À l'heure où je vous parle, les habitants de Bantigny, Busigny, Cambrai, Caudry, Crèvecœur-sur-l'Escaut, Escaudœuvres, Estrun, Gouzeaucourt, Honnecourt-sur-Escaut, Le Cateau-Cambrésis, Malincourt, Paillencourt, Troisvilles, les élus – notamment des maires parfois en poste depuis quelques jours –, les enseignants, les familles et bien sûr les enfants sont plongés dans une situation de crise, avec tout ce que cela implique : incompréhension, incertitude, angoisse, colère, découragement. Fermer une classe, c'est mettre brutalement fin à des années de travail, de défense du cœur vivant d'un village, d'un idéal touchant l'apprentissage des adultes de demain.
Cette situation est en partie due aux évolutions démographiques. J'en suis conscient autant que vous ; les élus, les parents, les enseignants en sont conscients autant que vous. En France, aujourd'hui, on ne fait pas assez d'enfants. Tout cela est vrai, mais s'en tenir au constat serait trop facile : il faut chercher les causes, y remédier. Vous êtes là pour ça. La concertation suivant la présentation de la carte scolaire n'a malheureusement rien changé ; c'est la raison pour laquelle j'ai proposé aux élus concernés une réunion avec le directeur académique des services de l'éducation nationale, dont j'attends toujours la réponse.

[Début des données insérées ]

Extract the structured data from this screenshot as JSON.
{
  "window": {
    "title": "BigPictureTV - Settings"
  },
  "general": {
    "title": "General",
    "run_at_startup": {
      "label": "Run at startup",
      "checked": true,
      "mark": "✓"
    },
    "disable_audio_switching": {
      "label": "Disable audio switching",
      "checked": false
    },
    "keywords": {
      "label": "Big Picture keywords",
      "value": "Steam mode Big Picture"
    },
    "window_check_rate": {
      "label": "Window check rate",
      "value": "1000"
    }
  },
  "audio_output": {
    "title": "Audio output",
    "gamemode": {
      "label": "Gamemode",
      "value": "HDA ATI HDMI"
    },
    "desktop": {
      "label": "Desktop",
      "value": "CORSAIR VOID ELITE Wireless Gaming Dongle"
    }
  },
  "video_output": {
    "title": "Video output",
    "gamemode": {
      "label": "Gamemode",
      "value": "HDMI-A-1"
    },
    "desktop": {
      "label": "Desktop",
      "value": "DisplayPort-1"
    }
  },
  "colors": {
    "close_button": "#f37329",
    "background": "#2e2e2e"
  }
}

Monsieur le ministre, comment s'étonner qu'on ne fasse pas assez d'enfants quand on rabote le quotient familial, quand les allocations familiales ne suivent pas le coût de la vie, quand les places en crèche sont insuffisantes, quand se multiplient les fermetures de maternités ? Comment s'étonner, quand les voitures familiales sont frappées de malus toujours plus lourds ; quand, même dans les zones rurales, le revenu de deux CDI ne suffit pas pour se loger, pour affronter la hausse des prix de l'énergie et de l'alimentation ; quand on vit sous la menace de la délocalisation, du licenciement économique, à cause des normes et du racket fiscal qui étouffent les entreprises, petites ou grandes ? Bref, comment s'étonner qu'on ne fasse pas assez d'enfants quand les politiques publiques donnent le sentiment que l'enfant ne constitue plus une priorité nationale ?

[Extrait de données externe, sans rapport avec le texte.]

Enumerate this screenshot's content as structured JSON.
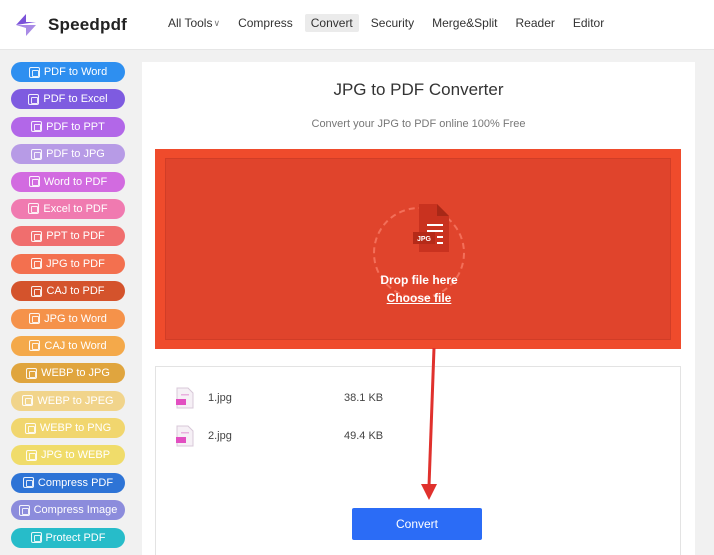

Pour ces treize communes de ma circonscription, l'ampleur de la crise dépend de vous. Vous avez le pouvoir de limiter la casse. Il serait naïf de demander que les seize classes soient maintenues, mais combien de communes êtes-vous prêt à sortir de la crise ? La raison voudrait que vous décidiez cette année un moratoire et que la question des fermetures de classes soit tranchée par les Français eux-mêmes l'année prochaine, lors de l'élection présidentielle.